Orthopedic: children affected by AGS can occasionally develop autoimmune joint disease and contractures. These conditions should be managed in consultation with a rheumatologist. More typically joint damage occurs as a late complication of spasticity and dystonia. Yearly hip films are recommended to assess for hip subluxation/dislocation. Scoliosis should be assessed as suggested by clinical evaluation. Repair of hip dislocation and scoliosis should be considered in the context of the overall health of the child but should take into consideration that children with AGS are likely to live for many years.

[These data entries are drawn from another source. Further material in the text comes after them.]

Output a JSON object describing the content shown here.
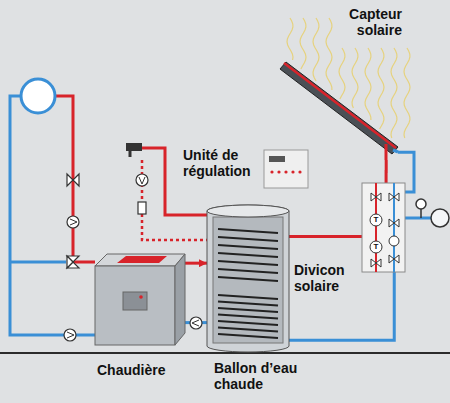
{
  "diagram": {
    "nodes": [
      {
        "text": [
          "Capteur solaire"
        ]
      },
      {
        "text": [
          "Unité de régulation"
        ]
      },
      {
        "text": [
          "Divicon solaire"
        ]
      },
      {
        "text": [
          "Chaudière"
        ]
      },
      {
        "text": [
          "Ballon d’eau chaude"
        ]
      }
    ],
    "edges": [
      {
        "from": 0,
        "to": 2,
        "arrow": "none"
      },
      {
        "from": 2,
        "to": 0,
        "arrow": "none"
      },
      {
        "from": 2,
        "to": 4,
        "arrow": "none"
      },
      {
        "from": 4,
        "to": 2,
        "arrow": "none"
      },
      {
        "from": 3,
        "to": 4,
        "arrow": "to"
      },
      {
        "from": 4,
        "to": 3,
        "arrow": "none"
      }
    ],
    "labels": [
      "T",
      "T"
    ]
  }
}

Decreased mobility and multiple medications may also result in osteopenia and at least yearly vit D and Calcium measurements with appropriate replacement should be considered.
Skin: skin manifestation can be a painful aspect of AGS. Chilblains should be prevented where possible by minimizing exposure to cold weather and pressure. There are limited effective treatment options for the skin complications of AGS. On occasion, more severe and extensive skin manifestations can be seen, such as paniculitis, or extensive rashes. These maybe very uncomfortable and should be managed with a dermatologist or rheumatologist.

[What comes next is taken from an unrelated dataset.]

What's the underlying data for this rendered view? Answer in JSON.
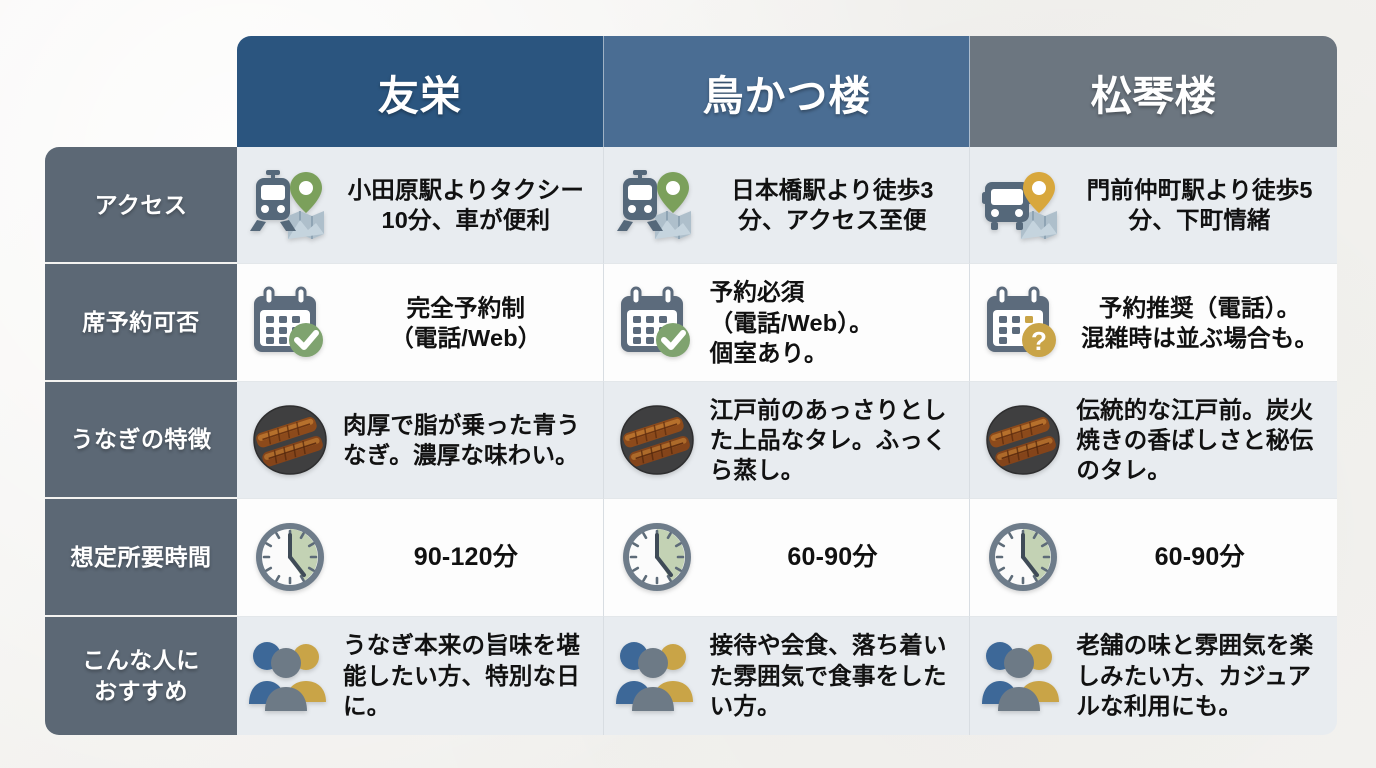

Spasticity/Dystonia: patients with AGS can have complex motor impairments including spasticity and dystonia and may benefit from a medical approach to these symptoms to improve comfort and functional status or positioning. Medications used safely and effectively in AGS include baclofen and trihexiphenidyl . Some parents have reported decline in function after use of botulinum toxin and other children have tolerated this very well. If botox is not used, this does not preclude the use of phenol to the larger muscles of the lower extremities to improve comfort and function.
Seizures: seizures are typically easily controlled and fairly uncommon in AGS. Patients with AGS have many non seizure abnormal movements related to basal ganglia injury and if possible, events should be characterized with EEG monitoring prior to treatment with anticonvulsants.
Autonomic dysfunction: over time, many patients with AGS will develop autonomic dysfunction. This may include episodes of sweating, fast heart rates and heavy breathing and temperature changes. This may also affect coloration of the extremities (alternating red and purplish discoloration) or changes in temperature of the hands and feet. Some medications can be used to limit these events if they are disruptive to the individual’s quality of life.
Developmental delay: patients with AGS will often have severe developmental delay. Nevertheless, care should be taken not to underestimate the abilities of a child with AGS and rehabilitative measures such as augmentative communication evaluations and regular evaluations in a multidisciplinary rehabilitation team should be considered.
Neurologic: in addition to the above, individuals with SAMHD1 associated AGS are at risk for Moya Moya disease, and large vessel vasculitis. Yearly MRI of the brain with MRA is recommended in this subgroup of individuals.